Много позже я опять испытаю это чувство, узнав о делах американцев. Веру в превосходство своей нации они приобретут не чертами Зигфрида, а золотым запасом. Мне рассказал один художник, очевидец, что, когда американцы заняли Японию, любимым занятием их солдат и офицеров было нанять рикшу и взять за занавеску повозки японочку голодную, расплачиваясь банкой тушенки за любовь, которую они получали со слезами и стонами боли своей жертвы. Рикша возил свою повозку по улицам многолюдного Токио, а маленькую японку мучил здоровенный откормленный мародер и, после всего, остановив рикшу, выбрасывал ей вслед банку тушенки.
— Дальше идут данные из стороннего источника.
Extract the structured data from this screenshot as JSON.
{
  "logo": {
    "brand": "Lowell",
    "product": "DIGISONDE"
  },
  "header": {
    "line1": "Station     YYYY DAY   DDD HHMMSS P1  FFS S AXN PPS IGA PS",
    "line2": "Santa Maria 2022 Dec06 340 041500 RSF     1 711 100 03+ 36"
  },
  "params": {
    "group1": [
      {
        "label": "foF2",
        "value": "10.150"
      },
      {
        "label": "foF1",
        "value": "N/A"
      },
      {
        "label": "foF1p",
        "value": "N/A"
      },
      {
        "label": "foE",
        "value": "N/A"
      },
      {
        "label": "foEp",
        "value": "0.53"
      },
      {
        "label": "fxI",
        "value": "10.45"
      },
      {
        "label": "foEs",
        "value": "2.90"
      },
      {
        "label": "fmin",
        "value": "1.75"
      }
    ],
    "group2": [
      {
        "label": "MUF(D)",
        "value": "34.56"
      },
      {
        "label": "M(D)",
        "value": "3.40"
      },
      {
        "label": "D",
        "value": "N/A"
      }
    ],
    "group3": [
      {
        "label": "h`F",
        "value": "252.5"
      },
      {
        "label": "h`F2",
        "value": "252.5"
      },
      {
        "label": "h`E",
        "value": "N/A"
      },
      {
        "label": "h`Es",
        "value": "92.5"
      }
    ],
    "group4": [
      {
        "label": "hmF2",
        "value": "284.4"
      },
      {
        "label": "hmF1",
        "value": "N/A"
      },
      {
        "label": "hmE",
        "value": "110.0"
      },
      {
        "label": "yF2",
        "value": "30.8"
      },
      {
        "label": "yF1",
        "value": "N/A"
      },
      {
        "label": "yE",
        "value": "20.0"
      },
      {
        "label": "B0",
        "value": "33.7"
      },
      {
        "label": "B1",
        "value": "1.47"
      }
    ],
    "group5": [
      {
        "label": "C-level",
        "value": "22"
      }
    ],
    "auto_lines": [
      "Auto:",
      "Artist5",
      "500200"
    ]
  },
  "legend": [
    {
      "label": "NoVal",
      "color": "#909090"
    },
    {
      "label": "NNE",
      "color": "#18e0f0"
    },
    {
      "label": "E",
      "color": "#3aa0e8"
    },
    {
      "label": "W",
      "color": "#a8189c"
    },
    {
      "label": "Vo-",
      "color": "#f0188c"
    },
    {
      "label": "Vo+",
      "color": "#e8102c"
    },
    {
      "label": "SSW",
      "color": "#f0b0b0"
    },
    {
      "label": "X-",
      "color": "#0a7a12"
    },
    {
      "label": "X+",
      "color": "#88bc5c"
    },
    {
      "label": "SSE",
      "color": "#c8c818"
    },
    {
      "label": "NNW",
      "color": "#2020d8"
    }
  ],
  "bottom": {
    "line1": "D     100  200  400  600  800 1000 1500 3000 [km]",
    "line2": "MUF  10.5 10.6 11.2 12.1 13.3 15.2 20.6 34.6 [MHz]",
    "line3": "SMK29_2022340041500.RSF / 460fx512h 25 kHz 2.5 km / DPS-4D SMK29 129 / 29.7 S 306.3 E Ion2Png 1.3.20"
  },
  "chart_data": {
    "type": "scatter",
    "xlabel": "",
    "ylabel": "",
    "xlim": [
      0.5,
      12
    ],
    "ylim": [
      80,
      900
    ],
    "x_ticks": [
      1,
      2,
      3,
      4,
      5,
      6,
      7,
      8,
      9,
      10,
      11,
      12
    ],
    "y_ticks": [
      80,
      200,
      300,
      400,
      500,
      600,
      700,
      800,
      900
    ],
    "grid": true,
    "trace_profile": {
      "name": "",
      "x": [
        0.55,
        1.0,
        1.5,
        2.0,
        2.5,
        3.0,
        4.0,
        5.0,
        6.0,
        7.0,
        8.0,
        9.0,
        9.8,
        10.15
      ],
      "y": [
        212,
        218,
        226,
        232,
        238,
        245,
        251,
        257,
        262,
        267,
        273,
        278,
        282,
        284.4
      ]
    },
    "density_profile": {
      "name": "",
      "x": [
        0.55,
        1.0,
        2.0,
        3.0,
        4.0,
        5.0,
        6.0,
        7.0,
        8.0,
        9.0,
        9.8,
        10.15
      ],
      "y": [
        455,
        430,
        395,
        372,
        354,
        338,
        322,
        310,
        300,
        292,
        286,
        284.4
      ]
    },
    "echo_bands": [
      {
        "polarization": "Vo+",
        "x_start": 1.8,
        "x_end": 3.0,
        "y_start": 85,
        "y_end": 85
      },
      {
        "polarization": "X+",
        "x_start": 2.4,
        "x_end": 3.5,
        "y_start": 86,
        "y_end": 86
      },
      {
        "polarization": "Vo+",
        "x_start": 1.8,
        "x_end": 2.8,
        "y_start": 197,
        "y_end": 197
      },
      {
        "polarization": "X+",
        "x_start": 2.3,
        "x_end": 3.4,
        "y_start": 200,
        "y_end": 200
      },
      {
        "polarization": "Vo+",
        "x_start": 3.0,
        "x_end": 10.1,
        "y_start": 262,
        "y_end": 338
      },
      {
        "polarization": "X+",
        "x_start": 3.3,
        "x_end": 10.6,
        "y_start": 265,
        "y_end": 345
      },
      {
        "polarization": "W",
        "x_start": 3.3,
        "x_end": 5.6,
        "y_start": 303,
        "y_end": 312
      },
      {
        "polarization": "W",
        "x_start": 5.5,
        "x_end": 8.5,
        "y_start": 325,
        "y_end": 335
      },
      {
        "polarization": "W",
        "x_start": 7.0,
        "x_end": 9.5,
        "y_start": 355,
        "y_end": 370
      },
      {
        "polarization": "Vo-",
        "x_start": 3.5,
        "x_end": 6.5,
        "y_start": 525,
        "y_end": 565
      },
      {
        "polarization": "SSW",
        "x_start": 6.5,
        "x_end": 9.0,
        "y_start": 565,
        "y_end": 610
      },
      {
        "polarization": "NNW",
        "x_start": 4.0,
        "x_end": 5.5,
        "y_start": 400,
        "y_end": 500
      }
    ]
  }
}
Чем это лучше капитана гестапо, знающего женщин всех национальностей?
Сейчас передо мной сидели мои ровесники, молодые люди, пришедшие к нам, в Россию, чтобы, как они выражаются, принести культуру, дать нам свободу, они даже не предполагали, какие мысли вызывают во мне. Опять, как с гестаповцем, мне трудно взять себя в руки, сосредоточиться, надо скорее уезжать.
Я не стал делать портрет акварелью, ограничился карандашным рисунком. Эльзе захотелось посмотреть. Портрет не был закончен, и я сказал, что надо порисовать ее одну, а двоих у меня не получается, мало бумаги. Это для них прозвучало убедительно, немец встал. Эльза предложила ему подкрепиться, одна из девушек сразу положила на тарелку отбивную и понесла в зал. Как ни удивительно, рисунок стал получаться — хорошенькое, но холодное лицо.
За моей спиной появились Курт и друг Эльзы, хвалили портрет наперебой, называя ее королевой. Эльза посмотрела и тоже довольно заулыбалась, велела девушкам накрыть стол. Сели с Куртом в зале, к нам подсел друг Эльзы, на столе появились бутылки пива, графинчик шнапса, благоухали отбивные. Курт сказал тост за хозяйку и ее портрет, все выпили и принялись за отбивные, свое пиво я отдал Курту, чему он был очень рад. Пообедав, сразу сказал, что нам пора, а то будет сердиться обер-лейтенант. Курт пообещал Эльзе, что мы еще приедем, на следующей неделе. Эльза заулыбалась: «Биттэ, биттэ». После шнапса стало немного легче, не так саднило на душе, и, сев в мотоцикл, мы покатили, поднимая облака пыли, к себе в Боровку.